The existing HCV antigen tests rely on detecting the presence of the HCV core antigen in serum or plasma. The core (or nucleocapsid) protein comprises the first 191 amino acids of the polyprotein. Two different types of serologic assays have been developed which permit detection of HCV core antigens in serum. One assay format detects HCV core antigens in subjects prior to seroconversion, and is utilized in screening blood donors, while the other assay format detects core antigens only in hepatitis C patients, regardless of their HCV antibody status and is utilized in clinical laboratories to diagnose exposure to HCV or to monitor antiviral therapy.
Recent data on samples obtained during the pre-seroconversion period indicate that the HCV antigen test detects exposure to HCV significantly earlier than antibody testing [Aoyagi et al., J Clin Microbiol 37:1802 (1999); Peterson et al., Vox Sang 78:80(2000); Dawson et al., Transfusion, SD161,40(2000); Muerhoff et al., 7th International Meeting on Hepatitis C virus and related viruses, Dec. 3–7, (2000)].], and represents an alternative to nucleic acid testing for detecting exposure to HCV during the pre-seroconversion period. The advantages of HCV antigen detection is that the test is rapid, simple, may not require sample extraction or other pretreatment, and is not as prone to handling errors (e.g., contamination) as may occur in the HCV RNA tests.

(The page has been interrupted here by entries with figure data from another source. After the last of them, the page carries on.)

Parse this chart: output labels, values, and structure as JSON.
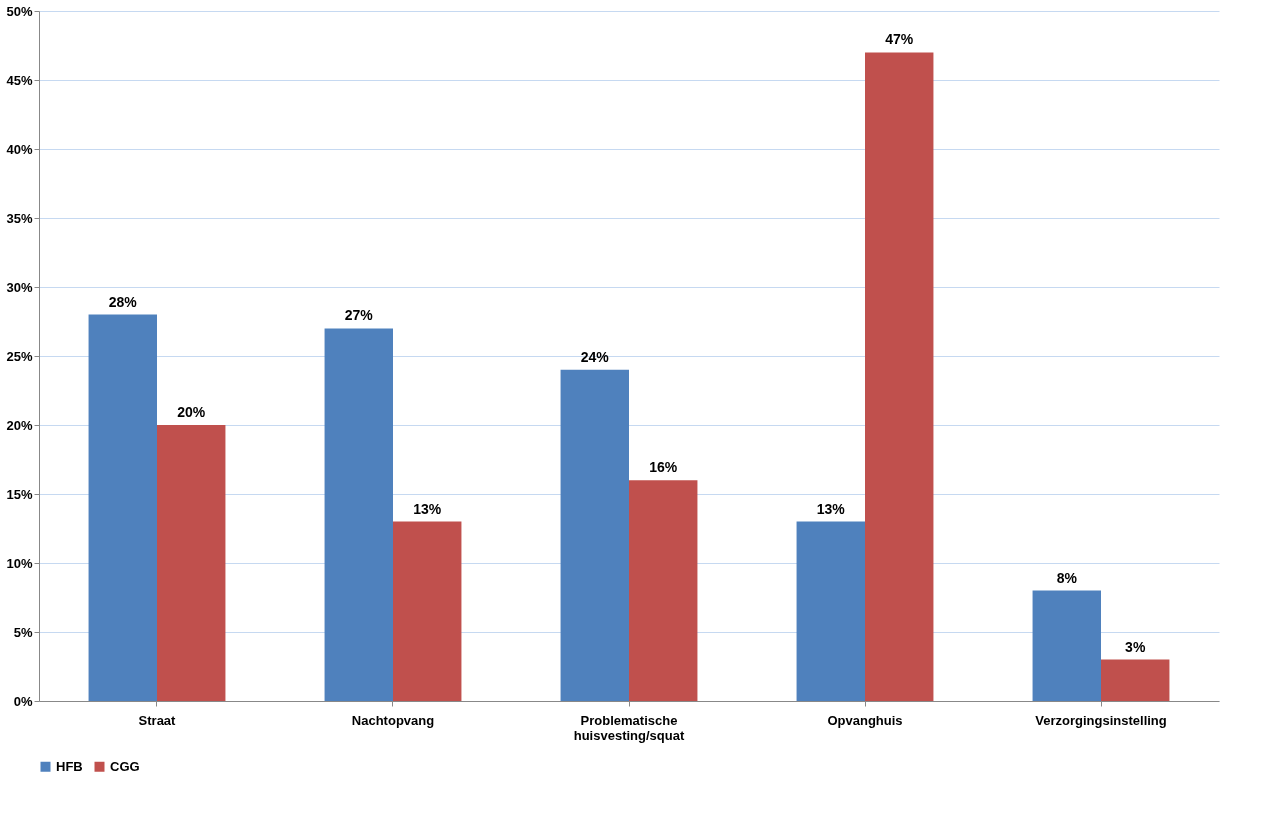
{
  "chart_data": {
    "type": "bar",
    "categories": [
      "Straat",
      "Nachtopvang",
      "Problematische huisvesting/squat",
      "Opvanghuis",
      "Verzorgingsinstelling"
    ],
    "series": [
      {
        "name": "HFB",
        "color": "#4f81bd",
        "values": [
          28,
          27,
          24,
          13,
          8
        ],
        "value_labels": [
          "28%",
          "27%",
          "24%",
          "13%",
          "8%"
        ]
      },
      {
        "name": "CGG",
        "color": "#c0504d",
        "values": [
          20,
          13,
          16,
          47,
          3
        ],
        "value_labels": [
          "20%",
          "13%",
          "16%",
          "47%",
          "3%"
        ]
      }
    ],
    "ylim": [
      0,
      50
    ],
    "yticks": [
      {
        "value": 0,
        "label": "0%"
      },
      {
        "value": 5,
        "label": "5%"
      },
      {
        "value": 10,
        "label": "10%"
      },
      {
        "value": 15,
        "label": "15%"
      },
      {
        "value": 20,
        "label": "20%"
      },
      {
        "value": 25,
        "label": "25%"
      },
      {
        "value": 30,
        "label": "30%"
      },
      {
        "value": 35,
        "label": "35%"
      },
      {
        "value": 40,
        "label": "40%"
      },
      {
        "value": 45,
        "label": "45%"
      },
      {
        "value": 50,
        "label": "50%"
      }
    ],
    "grid": "y",
    "legend": "bottom"
  }
}
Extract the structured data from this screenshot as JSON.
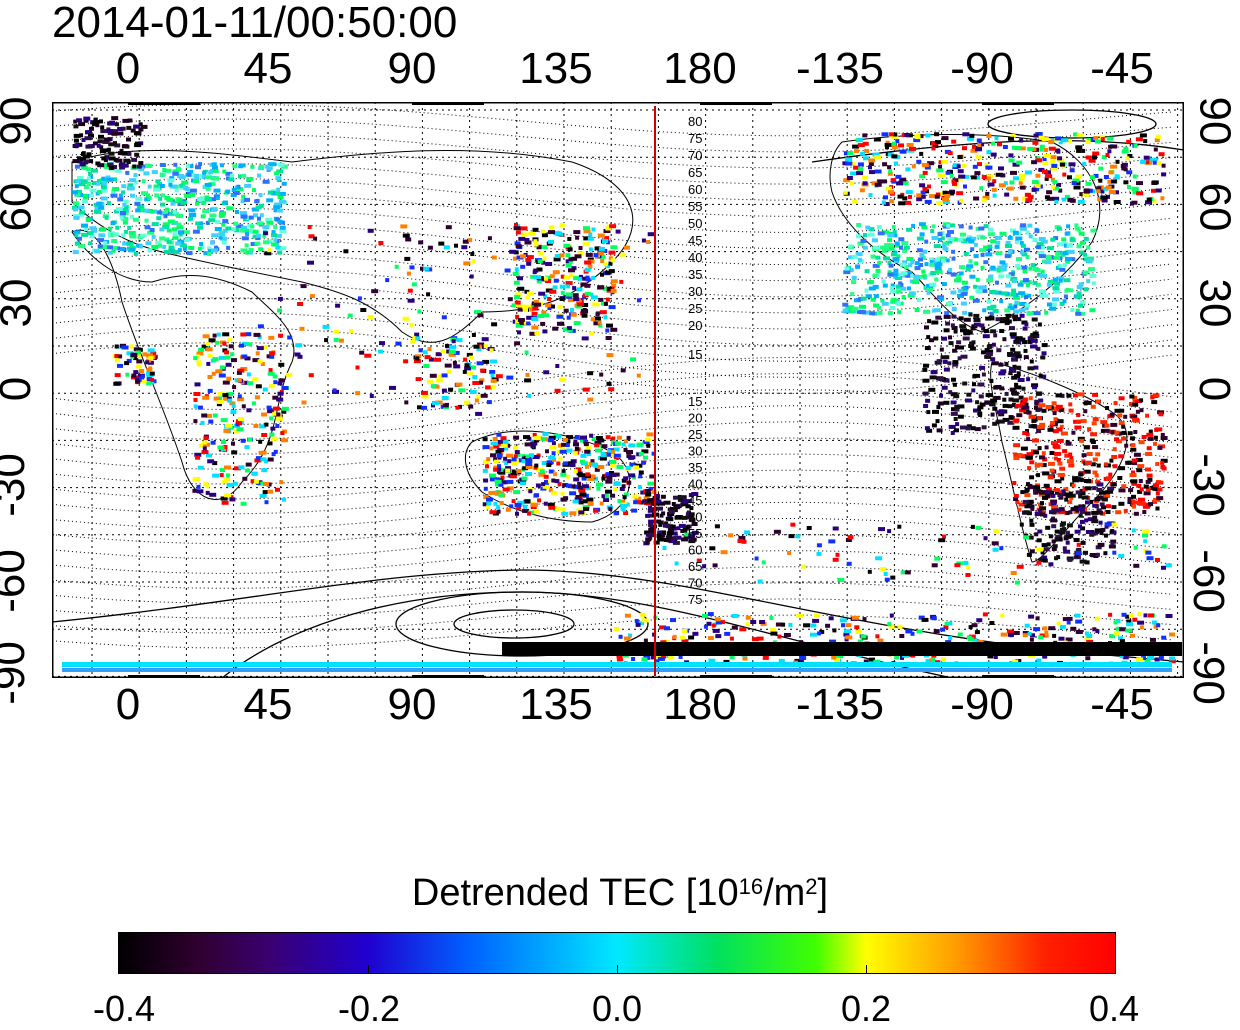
{
  "timestamp": "2014-01-11/00:50:00",
  "lon_ticks": [
    "0",
    "45",
    "90",
    "135",
    "180",
    "-135",
    "-90",
    "-45"
  ],
  "lat_ticks": [
    "90",
    "60",
    "30",
    "0",
    "-30",
    "-60",
    "-90"
  ],
  "contour_labels": {
    "north": [
      "80",
      "75",
      "70",
      "65",
      "60",
      "55",
      "50",
      "45",
      "40",
      "35",
      "30",
      "25",
      "20",
      "15"
    ],
    "south": [
      "15",
      "20",
      "25",
      "30",
      "35",
      "40",
      "45",
      "50",
      "55",
      "60",
      "65",
      "70",
      "75"
    ]
  },
  "colorbar": {
    "title_prefix": "Detrended TEC  [10",
    "title_sup1": "16",
    "title_mid": "/m",
    "title_sup2": "2",
    "title_suffix": "]",
    "labels": [
      "-0.4",
      "-0.2",
      "0.0",
      "0.2",
      "0.4"
    ]
  },
  "colors": {
    "meridian_line": "#d00000",
    "contour": "#000000"
  }
}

In clincial laboratories, the HCV antigen test has comparable sensitivity to the HCV DNA tests in detecting exposure to HCV in patients infected with different HCV genotypes [Dickson et al., Transplantation 68:1512 (1999)], and in monitoring antiviral therapy [Tanaka et al., Hepatology 32:388 (2000); Tanaka et al., J Hepatol 23:742 (1995)]. Thus, HCV core antigen tests present a practical alternative to HCV RNA for screening blood donors or for monitoring antiviral therapy.
The uniqueness of the current invention lies its ability to detection HCV antibodies and HCV antigens simultaneously (see also International Application No. PCT/JP99/04129). This combination test or “combo” assay utilizes antigen detection to identify exposure to HCV during the pre-seroconversion “window period” and antibody detection to identify exposure to HCV after seroconversion.